In countries such as the United States, where market demand for mercury alternatives has begun to be felt and clean up costs quantitated a mercury free purchasing policy has become the most economic. In a study done by Kaiser Permanente, the largest not-for-profit Health Maintenance Organization (HMO) in the United States, it was determined that when associated lifecycle costs are included (compliance, liability, training, etc.) the total cost per unit of an aneroid sphygmomanometer is about 1/3 that of a mercury-containing device. Mercury-containing devices are no longer being purchased by Kaiser Permanente.
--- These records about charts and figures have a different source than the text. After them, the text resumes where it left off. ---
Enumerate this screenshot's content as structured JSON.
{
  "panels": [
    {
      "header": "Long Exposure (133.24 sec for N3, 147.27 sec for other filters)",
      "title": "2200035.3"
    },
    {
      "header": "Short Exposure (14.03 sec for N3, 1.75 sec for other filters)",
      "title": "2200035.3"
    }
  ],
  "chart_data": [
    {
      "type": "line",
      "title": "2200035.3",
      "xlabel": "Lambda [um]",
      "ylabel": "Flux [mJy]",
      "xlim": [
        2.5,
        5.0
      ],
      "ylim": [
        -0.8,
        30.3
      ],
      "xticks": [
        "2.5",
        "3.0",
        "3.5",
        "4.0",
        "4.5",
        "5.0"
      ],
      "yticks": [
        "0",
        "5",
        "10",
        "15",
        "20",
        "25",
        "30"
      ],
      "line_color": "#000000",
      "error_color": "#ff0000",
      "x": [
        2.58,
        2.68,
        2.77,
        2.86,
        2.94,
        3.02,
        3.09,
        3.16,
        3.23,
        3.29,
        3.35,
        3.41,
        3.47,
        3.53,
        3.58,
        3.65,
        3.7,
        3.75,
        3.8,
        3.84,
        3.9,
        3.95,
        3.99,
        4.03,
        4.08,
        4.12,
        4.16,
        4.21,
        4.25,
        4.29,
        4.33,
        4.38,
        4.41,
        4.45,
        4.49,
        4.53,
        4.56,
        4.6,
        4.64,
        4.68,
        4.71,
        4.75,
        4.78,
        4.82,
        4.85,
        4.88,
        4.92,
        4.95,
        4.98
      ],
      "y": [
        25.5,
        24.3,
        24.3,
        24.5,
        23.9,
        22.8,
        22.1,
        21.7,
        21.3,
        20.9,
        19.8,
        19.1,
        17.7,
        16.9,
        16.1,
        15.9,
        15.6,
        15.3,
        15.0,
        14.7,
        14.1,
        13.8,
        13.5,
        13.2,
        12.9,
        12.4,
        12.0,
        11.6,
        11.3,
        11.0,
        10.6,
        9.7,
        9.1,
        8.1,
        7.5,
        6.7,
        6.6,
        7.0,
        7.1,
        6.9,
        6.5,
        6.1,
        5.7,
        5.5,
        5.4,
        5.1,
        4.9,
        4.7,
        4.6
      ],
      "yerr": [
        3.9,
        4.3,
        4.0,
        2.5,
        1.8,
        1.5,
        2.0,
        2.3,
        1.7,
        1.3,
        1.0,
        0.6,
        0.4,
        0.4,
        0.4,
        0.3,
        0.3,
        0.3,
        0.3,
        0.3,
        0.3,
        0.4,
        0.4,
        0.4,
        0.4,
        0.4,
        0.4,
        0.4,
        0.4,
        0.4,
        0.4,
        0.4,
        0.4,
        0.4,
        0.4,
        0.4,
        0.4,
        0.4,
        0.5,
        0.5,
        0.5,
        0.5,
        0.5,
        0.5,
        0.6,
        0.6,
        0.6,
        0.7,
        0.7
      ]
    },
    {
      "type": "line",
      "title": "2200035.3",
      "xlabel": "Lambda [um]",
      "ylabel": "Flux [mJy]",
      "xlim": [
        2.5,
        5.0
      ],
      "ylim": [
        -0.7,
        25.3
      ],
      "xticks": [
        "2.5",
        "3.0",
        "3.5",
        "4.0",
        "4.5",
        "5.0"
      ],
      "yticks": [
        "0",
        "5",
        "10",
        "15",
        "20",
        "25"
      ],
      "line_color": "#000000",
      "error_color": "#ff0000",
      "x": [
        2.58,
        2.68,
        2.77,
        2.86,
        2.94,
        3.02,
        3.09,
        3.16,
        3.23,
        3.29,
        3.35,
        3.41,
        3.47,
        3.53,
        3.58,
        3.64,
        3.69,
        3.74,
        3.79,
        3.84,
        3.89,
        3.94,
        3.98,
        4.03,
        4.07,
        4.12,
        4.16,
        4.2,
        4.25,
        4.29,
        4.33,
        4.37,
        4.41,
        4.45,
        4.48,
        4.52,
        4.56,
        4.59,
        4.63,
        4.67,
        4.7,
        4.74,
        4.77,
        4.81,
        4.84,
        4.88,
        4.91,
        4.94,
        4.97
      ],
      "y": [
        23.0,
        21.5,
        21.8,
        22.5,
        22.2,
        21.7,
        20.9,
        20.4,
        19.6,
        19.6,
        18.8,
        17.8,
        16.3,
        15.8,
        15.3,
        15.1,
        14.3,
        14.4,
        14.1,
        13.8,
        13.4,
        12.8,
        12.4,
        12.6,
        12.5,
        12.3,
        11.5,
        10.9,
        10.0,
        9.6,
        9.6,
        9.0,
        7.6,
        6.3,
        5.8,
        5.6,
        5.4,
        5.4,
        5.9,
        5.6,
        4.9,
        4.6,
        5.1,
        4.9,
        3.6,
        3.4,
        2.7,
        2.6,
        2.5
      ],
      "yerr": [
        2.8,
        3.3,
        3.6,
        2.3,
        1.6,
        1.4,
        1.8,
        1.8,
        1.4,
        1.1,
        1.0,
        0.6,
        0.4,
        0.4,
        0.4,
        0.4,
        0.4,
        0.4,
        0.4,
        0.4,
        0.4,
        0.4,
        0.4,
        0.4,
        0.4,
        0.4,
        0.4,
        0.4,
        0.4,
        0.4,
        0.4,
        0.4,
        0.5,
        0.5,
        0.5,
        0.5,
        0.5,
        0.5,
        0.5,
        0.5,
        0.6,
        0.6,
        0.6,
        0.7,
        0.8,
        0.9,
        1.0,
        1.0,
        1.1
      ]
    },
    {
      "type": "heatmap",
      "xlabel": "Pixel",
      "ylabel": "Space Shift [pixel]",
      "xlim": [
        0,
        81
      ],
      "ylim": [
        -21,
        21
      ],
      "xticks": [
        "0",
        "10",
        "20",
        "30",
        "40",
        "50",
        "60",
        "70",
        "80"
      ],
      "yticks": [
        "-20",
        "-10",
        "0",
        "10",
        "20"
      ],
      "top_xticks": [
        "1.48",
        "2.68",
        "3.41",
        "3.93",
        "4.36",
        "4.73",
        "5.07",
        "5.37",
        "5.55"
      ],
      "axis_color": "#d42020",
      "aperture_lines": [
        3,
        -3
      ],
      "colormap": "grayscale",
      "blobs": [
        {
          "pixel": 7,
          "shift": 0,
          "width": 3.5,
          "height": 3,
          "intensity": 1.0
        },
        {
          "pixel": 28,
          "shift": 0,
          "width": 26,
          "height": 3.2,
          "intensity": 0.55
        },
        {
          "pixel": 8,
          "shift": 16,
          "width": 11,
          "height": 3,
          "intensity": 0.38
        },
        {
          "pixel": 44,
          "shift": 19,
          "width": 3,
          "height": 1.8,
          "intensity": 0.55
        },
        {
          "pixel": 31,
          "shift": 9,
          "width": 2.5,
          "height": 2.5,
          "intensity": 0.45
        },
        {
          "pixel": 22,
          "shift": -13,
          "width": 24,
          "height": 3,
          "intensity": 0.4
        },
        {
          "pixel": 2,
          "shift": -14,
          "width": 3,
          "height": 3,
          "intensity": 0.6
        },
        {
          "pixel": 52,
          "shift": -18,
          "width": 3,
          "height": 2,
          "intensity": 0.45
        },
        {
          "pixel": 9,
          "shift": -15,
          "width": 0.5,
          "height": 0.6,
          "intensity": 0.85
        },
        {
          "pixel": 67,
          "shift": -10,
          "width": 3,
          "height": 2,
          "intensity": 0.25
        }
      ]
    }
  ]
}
Yet in the global market, mercury-based medical devices are still significantly less expensive than their digital or aneroid counterparts. In the absence of strict environmental health regulations, and with limited healthcare budgets, many health care systems and hospitals today still face the challenge of deciding between a mercury device and its alternative. Those facilities with limited budgets have been able to successfully avoid this road block through operational strategies.

For example, when planning future budgets hospitals are counting the frequent mercury thermometer breakages for inclusion in the cost of current practices for comparison with the cost of a digital or mercury-free alternative. Frequently, the additive cost is comparable to the replacement cost of the mercury thermometers, as the alternatives are typically more durable.